Na stronie internetowej Stopacta.pl pojawiło się specjalne oświadczenie podpisane przez 27 organizatorów protestów przeciwko ACTA z całej Polski. „My, organizatorzy protestów, wyrażamy swój stanowczy sprzeciw wobec prób zawłaszczenia naszych działań przeciwko umowie ACTA do celów agitacji politycznej. (…) Działania podejmowane przez Janusza Palikota służą nie tylko jemu samemu, ale i rządowi, dążącemu do wyciszenia i rozbicia protestów.

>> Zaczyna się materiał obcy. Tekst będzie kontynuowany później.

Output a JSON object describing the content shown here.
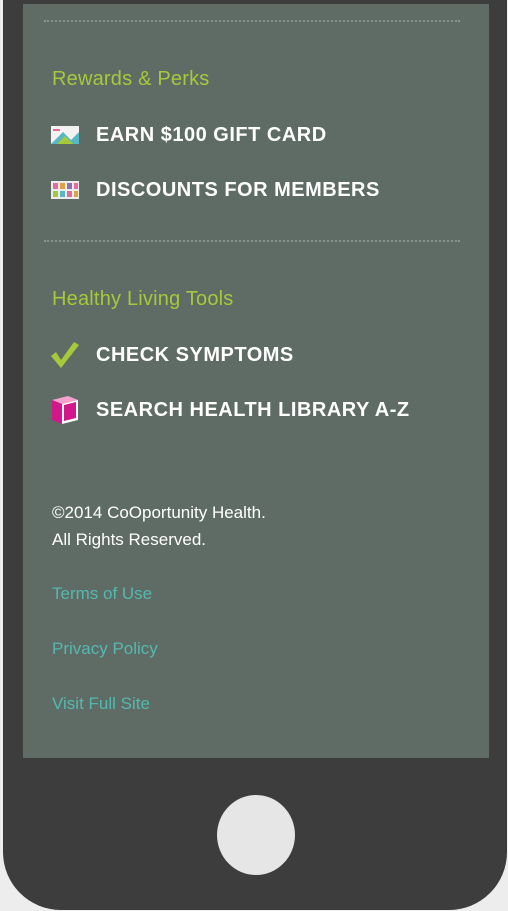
{
  "rewards": {
    "title": "Rewards & Perks",
    "items": [
      {
        "label": "EARN $100 GIFT CARD",
        "icon": "gift-card-icon"
      },
      {
        "label": "DISCOUNTS FOR MEMBERS",
        "icon": "discount-cards-icon"
      }
    ]
  },
  "tools": {
    "title": "Healthy Living Tools",
    "items": [
      {
        "label": "CHECK SYMPTOMS",
        "icon": "checkmark-icon"
      },
      {
        "label": "SEARCH HEALTH LIBRARY A-Z",
        "icon": "book-icon"
      }
    ]
  },
  "footer": {
    "copyright_line1": "©2014 CoOportunity Health.",
    "copyright_line2": "All Rights Reserved.",
    "links": [
      "Terms of Use",
      "Privacy Policy",
      "Visit Full Site"
    ]
  },
  "colors": {
    "screen_bg": "#5f6c65",
    "heading": "#a5c93a",
    "link": "#54b9b0",
    "device": "#3d3d3d",
    "book_icon": "#d1178a"
  }
}
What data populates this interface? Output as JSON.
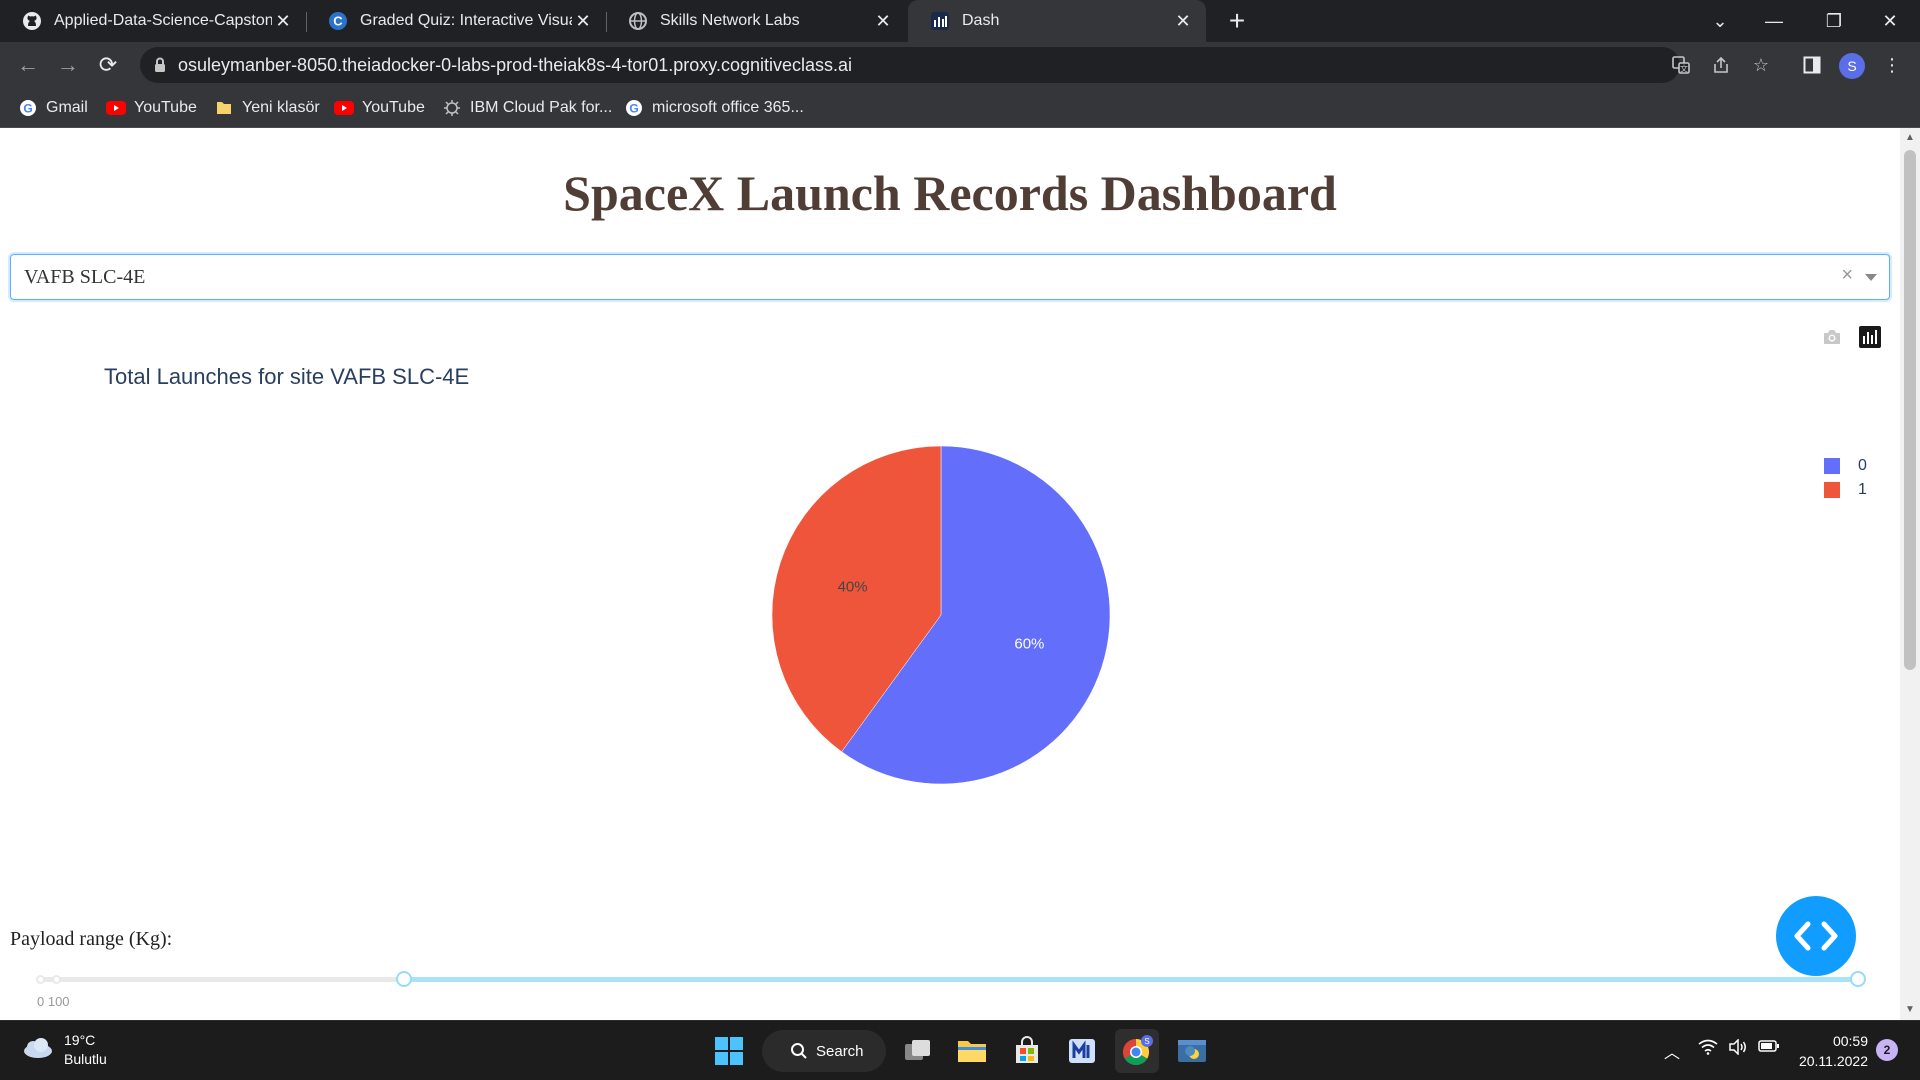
{
  "browser": {
    "tabs": [
      {
        "title": "Applied-Data-Science-Capstone-",
        "icon": "github-icon"
      },
      {
        "title": "Graded Quiz: Interactive Visual A",
        "icon": "coursera-icon"
      },
      {
        "title": "Skills Network Labs",
        "icon": "globe-icon"
      },
      {
        "title": "Dash",
        "icon": "dash-icon",
        "active": true
      }
    ],
    "url": "osuleymanber-8050.theiadocker-0-labs-prod-theiak8s-4-tor01.proxy.cognitiveclass.ai",
    "profile_initial": "S",
    "bookmarks": [
      {
        "label": "Gmail",
        "icon": "google-icon"
      },
      {
        "label": "YouTube",
        "icon": "youtube-icon"
      },
      {
        "label": "Yeni klasör",
        "icon": "folder-icon"
      },
      {
        "label": "YouTube",
        "icon": "youtube-icon"
      },
      {
        "label": "IBM Cloud Pak for...",
        "icon": "ibm-icon"
      },
      {
        "label": "microsoft office 365...",
        "icon": "google-icon"
      }
    ]
  },
  "dashboard": {
    "title": "SpaceX Launch Records Dashboard",
    "site_dropdown": {
      "selected": "VAFB SLC-4E",
      "clear_symbol": "×"
    },
    "chart_title": "Total Launches for site VAFB SLC-4E",
    "payload_label": "Payload range (Kg):",
    "slider_marks": "0 100"
  },
  "chart_data": {
    "type": "pie",
    "title": "Total Launches for site VAFB SLC-4E",
    "categories": [
      "0",
      "1"
    ],
    "values": [
      60,
      40
    ],
    "labels": [
      "60%",
      "40%"
    ],
    "colors": [
      "#636efa",
      "#ef553b"
    ],
    "legend": "top-right"
  },
  "taskbar": {
    "weather_temp": "19°C",
    "weather_desc": "Bulutlu",
    "search_label": "Search",
    "time": "00:59",
    "date": "20.11.2022",
    "notification_count": "2"
  }
}
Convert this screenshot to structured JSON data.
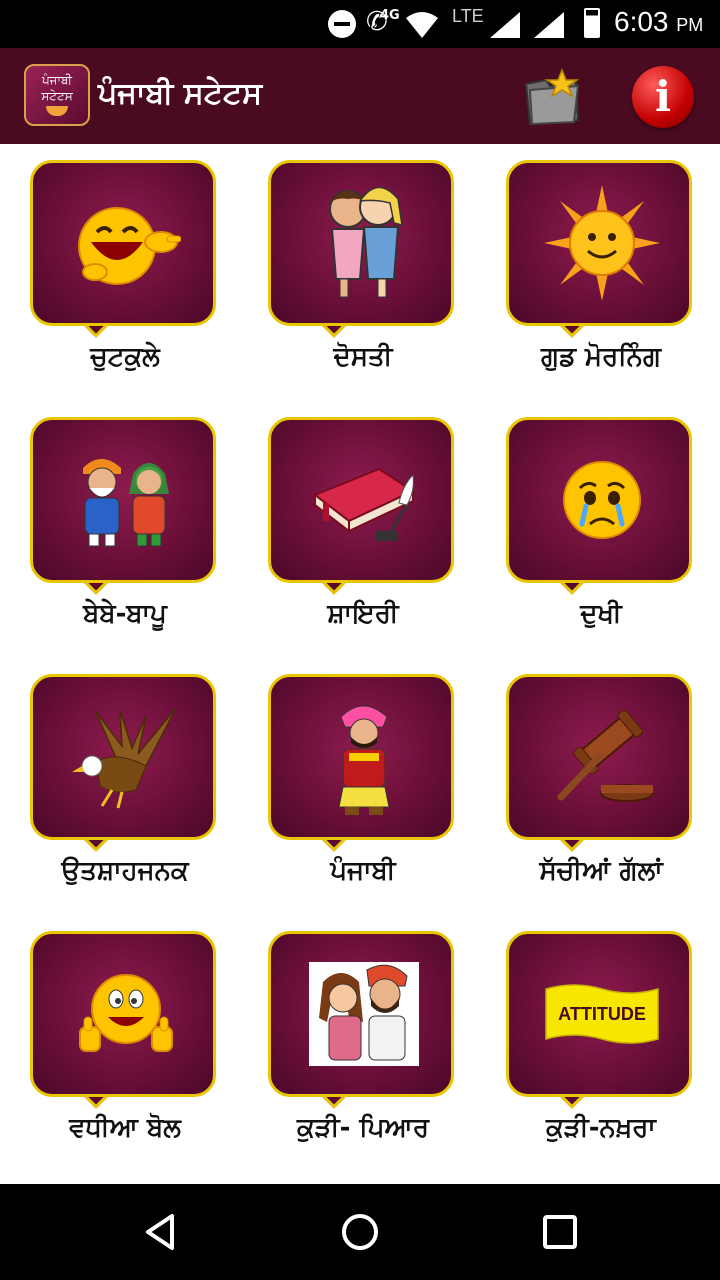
{
  "status_bar": {
    "network_4g": "4G",
    "network_lte": "LTE",
    "time": "6:03",
    "ampm": "PM",
    "icons": [
      "do-not-disturb-icon",
      "wifi-call-icon",
      "wifi-icon",
      "signal-icon",
      "signal-icon",
      "battery-icon"
    ]
  },
  "app_bar": {
    "logo_line1": "ਪੰਜਾਬੀ",
    "logo_line2": "ਸਟੇਟਸ",
    "title": "ਪੰਜਾਬੀ ਸਟੇਟਸ",
    "actions": [
      "favorites-folder-icon",
      "info-icon"
    ],
    "info_glyph": "i",
    "colors": {
      "background": "#4a0a20",
      "title": "#ffffff"
    }
  },
  "grid": {
    "colors": {
      "tile_border": "#e9c600",
      "tile_fill": "#6b0f39",
      "label": "#111111"
    },
    "tiles": [
      {
        "label": "ਚੁਟਕੁਲੇ",
        "icon": "laughing-emoji-icon"
      },
      {
        "label": "ਦੋਸਤੀ",
        "icon": "friends-hug-icon"
      },
      {
        "label": "ਗੁਡ ਮੋਰਨਿੰਗ",
        "icon": "sun-icon"
      },
      {
        "label": "ਬੇਬੇ-ਬਾਪੂ",
        "icon": "couple-icon"
      },
      {
        "label": "ਸ਼ਾਇਰੀ",
        "icon": "book-quill-icon"
      },
      {
        "label": "ਦੁਖੀ",
        "icon": "crying-emoji-icon"
      },
      {
        "label": "ਉਤਸ਼ਾਹਜਨਕ",
        "icon": "eagle-icon"
      },
      {
        "label": "ਪੰਜਾਬੀ",
        "icon": "punjabi-man-icon"
      },
      {
        "label": "ਸੱਚੀਆਂ ਗੱਲਾਂ",
        "icon": "gavel-icon"
      },
      {
        "label": "ਵਧੀਆ ਬੋਲ",
        "icon": "thumbs-up-emoji-icon"
      },
      {
        "label": "ਕੁੜੀ- ਪਿਆਰ",
        "icon": "love-couple-icon"
      },
      {
        "label": "ਕੁੜੀ-ਨਖ਼ਰਾ",
        "icon": "attitude-flag-icon",
        "icon_text": "ATTITUDE"
      }
    ]
  },
  "nav_bar": {
    "buttons": [
      "back-icon",
      "home-icon",
      "recent-apps-icon"
    ]
  }
}
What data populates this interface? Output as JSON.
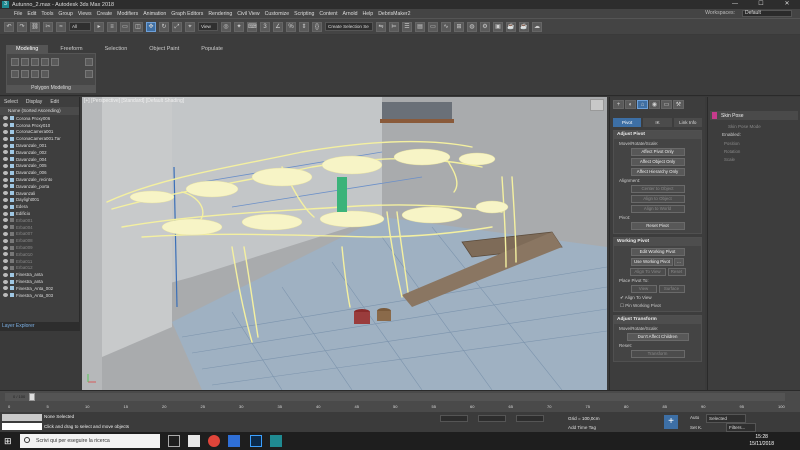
{
  "titlebar": {
    "app_icon": "3",
    "title": "Autunno_2.max - Autodesk 3ds Max 2018",
    "minimize": "—",
    "maximize": "☐",
    "close": "✕"
  },
  "menubar": {
    "items": [
      "File",
      "Edit",
      "Tools",
      "Group",
      "Views",
      "Create",
      "Modifiers",
      "Animation",
      "Graph Editors",
      "Rendering",
      "Civil View",
      "Customize",
      "Scripting",
      "Content",
      "Arnold",
      "Help",
      "DebrisMaker2"
    ],
    "workspaces_label": "Workspaces:",
    "workspace_value": "Default"
  },
  "maintoolbar": {
    "filter_value": "All",
    "view_value": "View",
    "selection_set_placeholder": "Create Selection Se"
  },
  "ribbon": {
    "tabs": [
      "Modeling",
      "Freeform",
      "Selection",
      "Object Paint",
      "Populate"
    ],
    "active_tab": "Modeling",
    "panel_label": "Polygon Modeling"
  },
  "scene_explorer": {
    "menu": [
      "Select",
      "Display",
      "Edit"
    ],
    "header": "Name (Sorted Ascending)",
    "items": [
      {
        "name": "Corona Proxy006",
        "dim": false
      },
      {
        "name": "Corona Proxy010",
        "dim": false
      },
      {
        "name": "CoronaCamera001",
        "dim": false
      },
      {
        "name": "CoronaCamera001.Tar",
        "dim": false
      },
      {
        "name": "Davanzale_001",
        "dim": false
      },
      {
        "name": "Davanzale_002",
        "dim": false
      },
      {
        "name": "Davanzale_004",
        "dim": false
      },
      {
        "name": "Davanzale_005",
        "dim": false
      },
      {
        "name": "Davanzale_006",
        "dim": false
      },
      {
        "name": "Davanzale_recinto",
        "dim": false
      },
      {
        "name": "Davanzale_porta",
        "dim": false
      },
      {
        "name": "Davanzali",
        "dim": false
      },
      {
        "name": "Daylight001",
        "dim": false
      },
      {
        "name": "Edera",
        "dim": false
      },
      {
        "name": "Edificio",
        "dim": false
      },
      {
        "name": "Erba001",
        "dim": true
      },
      {
        "name": "Erba004",
        "dim": true
      },
      {
        "name": "Erba007",
        "dim": true
      },
      {
        "name": "Erba008",
        "dim": true
      },
      {
        "name": "Erba009",
        "dim": true
      },
      {
        "name": "Erba010",
        "dim": true
      },
      {
        "name": "Erba011",
        "dim": true
      },
      {
        "name": "Erba012",
        "dim": true
      },
      {
        "name": "Finestra_anta",
        "dim": false
      },
      {
        "name": "Finestra_anta",
        "dim": false
      },
      {
        "name": "Finestra_Anta_002",
        "dim": false
      },
      {
        "name": "Finestra_Anta_003",
        "dim": false
      }
    ],
    "footer_label": "Layer Explorer"
  },
  "viewport": {
    "label": "[+] [Perspective] [Standard] [Default Shading]",
    "cube_label": "FRONT"
  },
  "command_panel": {
    "subtabs": [
      "Pivot",
      "IK",
      "Link Info"
    ],
    "active_subtab": "Pivot",
    "adjust_pivot": {
      "title": "Adjust Pivot",
      "move_label": "Move/Rotate/Scale:",
      "buttons": [
        "Affect Pivot Only",
        "Affect Object Only",
        "Affect Hierarchy Only"
      ],
      "alignment_label": "Alignment:",
      "align_buttons": [
        "Center to Object",
        "Align to Object",
        "Align to World"
      ],
      "pivot_label": "Pivot:",
      "reset_pivot": "Reset Pivot"
    },
    "working_pivot": {
      "title": "Working Pivot",
      "edit": "Edit Working Pivot",
      "use": "Use Working Pivot",
      "use_extra": "...",
      "align_to_view": "Align To View",
      "reset": "Reset",
      "place_label": "Place Pivot To:",
      "view": "View",
      "surface": "Surface",
      "chk_align": "Align To View",
      "pin": "Pin Working Pivot"
    },
    "adjust_transform": {
      "title": "Adjust Transform",
      "move_label": "Move/Rotate/Scale:",
      "dont_affect": "Don't Affect Children",
      "reset_label": "Reset:",
      "transform": "Transform"
    }
  },
  "skin_panel": {
    "title": "Skin Pose",
    "skin_pose_mode": "Skin Pose Mode",
    "enabled_label": "Enabled:",
    "options": [
      "Position",
      "Rotation",
      "Scale"
    ]
  },
  "timeline": {
    "frame_display": "0 / 100",
    "ticks": [
      "0",
      "5",
      "10",
      "15",
      "20",
      "25",
      "30",
      "35",
      "40",
      "45",
      "50",
      "55",
      "60",
      "65",
      "70",
      "75",
      "80",
      "85",
      "90",
      "95",
      "100"
    ]
  },
  "statusbar": {
    "selection": "None Selected",
    "hint": "Click and drag to select and move objects",
    "grid": "Grid = 100,0cm",
    "add_time_tag": "Add Time Tag",
    "auto": "Auto",
    "set_k": "Set K.",
    "selected_dd": "Selected",
    "filters": "Filters..."
  },
  "taskbar": {
    "search_placeholder": "Scrivi qui per eseguire la ricerca",
    "time": "15:28",
    "date": "15/11/2018"
  },
  "colors": {
    "accent": "#3d6fa5",
    "viewport_bg": "#a7a9ab",
    "wire_yellow": "#f4f0a0",
    "skin_swatch": "#c63b8c"
  }
}
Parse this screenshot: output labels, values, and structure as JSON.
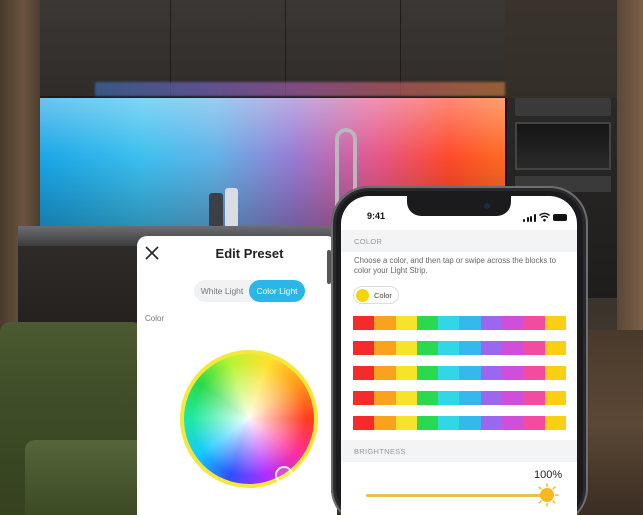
{
  "edit_preset": {
    "title": "Edit Preset",
    "tabs": [
      "White Light",
      "Color Light"
    ],
    "active_tab": "Color Light",
    "color_label": "Color"
  },
  "phone": {
    "status_time": "9:41",
    "color_section": {
      "label": "COLOR",
      "instructions": "Choose a color, and then tap or swipe across the blocks to color your Light Strip.",
      "selected_chip": {
        "label": "Color",
        "color": "#f5d40a"
      }
    },
    "palette": [
      "#f52a2a",
      "#f8a21e",
      "#f6e32a",
      "#2bd94f",
      "#33d6e7",
      "#35b8ec",
      "#9b67ef",
      "#cf4fdc",
      "#f24ba0",
      "#f8cf13"
    ],
    "palette_rows": 5,
    "brightness_section": {
      "label": "BRIGHTNESS",
      "percent": "100%",
      "level": 1.0
    }
  },
  "colors": {
    "accent": "#29b6e8",
    "wheel_ring": "#f3e93c",
    "slider": "#f5b820"
  }
}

Kategorycznie się temu sprzeciwiamy” – piszą sygnatariusze. „Wyrażamy stanowczą dezaprobatę wobec takich działań, a także uznajemy je za sprzeczne z podstawowymi zasadami współżycia społecznego i etyki” – kończą swoje oświadczenie organizatorzy.
Rzecznik Ruchu Palikota Andrzej Rozenek pytany przez „Codzienną”, czy w planach partii jest zasłonięcie choć jednego pomnika radzieckiego w Warszawie, natychmiast protestuje. – Nie będziemy zasłaniali pomników radzieckich. Są mało znane, a nasza akcja musi być odpowiednia medialnie – tłumaczy Rozenek.
Irena Lipowicz, rzecznik praw obywatelskich, uznała, że w obliczu sporu na temat ratyfikowania ACTA warto przeprowadzić na ten temat debatę na największych uczelniach w Polsce i transmitować ją w internecie.
„Działania podejmowane przez Janusza Palikota służą nie tylko jemu samemu, ale i rządowi, dążącemu do wyciszenia i rozbicia protestów. Kategorycznie się temu sprzeciwiamy” – pisze 27 organizatorów protestów przeciwko ACTA z całej Polski.
Powszechną radość internautów i szok ekspertów budzi ochrona strony premiera prostym do odgadnięcia hasłem „admin1”. Jeszcze większy ubaw spowodowały próby tłumaczenia się z takiej ochrony. – Mówimy o zabezpieczeniu stron, które z definicji są otwarte – stwierdził premier Donald Tusk pytany przez „Codzienną”, jak ocenia poziom ochrony strony za pomocą hasła „admin1”. Szef Biura Bezpieczeństwa Narodowego gen. Stanisław Koziej w jednym z wywiadów tłumaczył, że „władza nie może odcinać się od ludzi”.